Common use case: business / startup search (name-only or name + address) via Search + Autocomplete.

Compatibility

  • Java (server/JVM): usable from any modern JVM app (for example Spring Boot, Spring AI, Quarkus, or plain Java) as long as you run on a compatible JDK.
  • Target bytecode: built for Java 17 classfiles, so consuming projects must run on JDK 17+ (including JDK 25).
  • Kotlin/JVM: works like any other Maven dependency (same JVM/JDK requirement as above).
  • Android: not supported as-is because this library uses java.net.http.HttpClient (not part of the standard Android runtime).
  • Kotlin Multiplatform (KMP) / iOS: KMP is a popular way to write Kotlin that runs on iOS, but iOS uses Kotlin/Native (not a JVM), so it cannot consume JVM bytecode artifacts like this. To support iOS, this would need a KMP-native implementation (for example using Ktor client) and publishing a multiplatform artifact.

Quota (included limits)

Apple provides free daily quotas that are currently significantly more generous than Google Maps API. But you must have a paid Apple Developer Program membership, which costs $99/year for access to all its Apple ecosystem resources. This API is Apple hardware/software agnostic.

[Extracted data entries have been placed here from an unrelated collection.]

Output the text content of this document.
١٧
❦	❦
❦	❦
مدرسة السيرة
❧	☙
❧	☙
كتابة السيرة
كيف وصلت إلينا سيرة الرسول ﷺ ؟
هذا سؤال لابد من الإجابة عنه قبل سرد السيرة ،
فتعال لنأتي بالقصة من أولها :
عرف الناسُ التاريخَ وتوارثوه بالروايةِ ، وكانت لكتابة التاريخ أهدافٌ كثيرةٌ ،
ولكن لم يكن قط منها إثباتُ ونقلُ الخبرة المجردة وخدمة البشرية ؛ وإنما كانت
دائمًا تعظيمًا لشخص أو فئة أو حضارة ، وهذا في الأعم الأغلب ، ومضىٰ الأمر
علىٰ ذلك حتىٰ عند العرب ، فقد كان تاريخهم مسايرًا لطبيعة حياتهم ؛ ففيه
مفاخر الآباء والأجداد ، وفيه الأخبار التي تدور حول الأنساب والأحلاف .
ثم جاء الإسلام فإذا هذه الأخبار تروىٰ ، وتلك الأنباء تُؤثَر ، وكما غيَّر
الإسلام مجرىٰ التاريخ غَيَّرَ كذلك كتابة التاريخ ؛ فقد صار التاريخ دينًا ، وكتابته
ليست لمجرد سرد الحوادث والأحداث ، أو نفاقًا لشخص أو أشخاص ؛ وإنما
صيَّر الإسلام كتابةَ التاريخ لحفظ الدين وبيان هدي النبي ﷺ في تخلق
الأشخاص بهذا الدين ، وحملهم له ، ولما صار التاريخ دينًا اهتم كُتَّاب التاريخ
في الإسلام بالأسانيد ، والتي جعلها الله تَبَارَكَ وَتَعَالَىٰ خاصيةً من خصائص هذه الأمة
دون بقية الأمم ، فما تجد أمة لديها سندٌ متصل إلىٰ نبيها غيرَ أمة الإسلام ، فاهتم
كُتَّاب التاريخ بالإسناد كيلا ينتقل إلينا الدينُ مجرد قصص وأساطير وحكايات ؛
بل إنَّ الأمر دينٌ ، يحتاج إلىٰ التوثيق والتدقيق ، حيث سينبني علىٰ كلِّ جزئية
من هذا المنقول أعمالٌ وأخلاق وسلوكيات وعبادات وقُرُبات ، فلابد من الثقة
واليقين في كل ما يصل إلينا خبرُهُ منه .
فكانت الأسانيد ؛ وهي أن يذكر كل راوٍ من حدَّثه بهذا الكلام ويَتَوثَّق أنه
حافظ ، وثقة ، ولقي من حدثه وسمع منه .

Apple applies a daily service-call limit per membership (for example, a quota shared between MapKit JS service requests and Apple Maps Server API calls). When you exceed the daily quota, Apple responds with HTTP 429 Too Many Requests. Apple does not provide a self-serve way to purchase additional quota; for extra capacity, contact Apple via the Maps developer dashboard.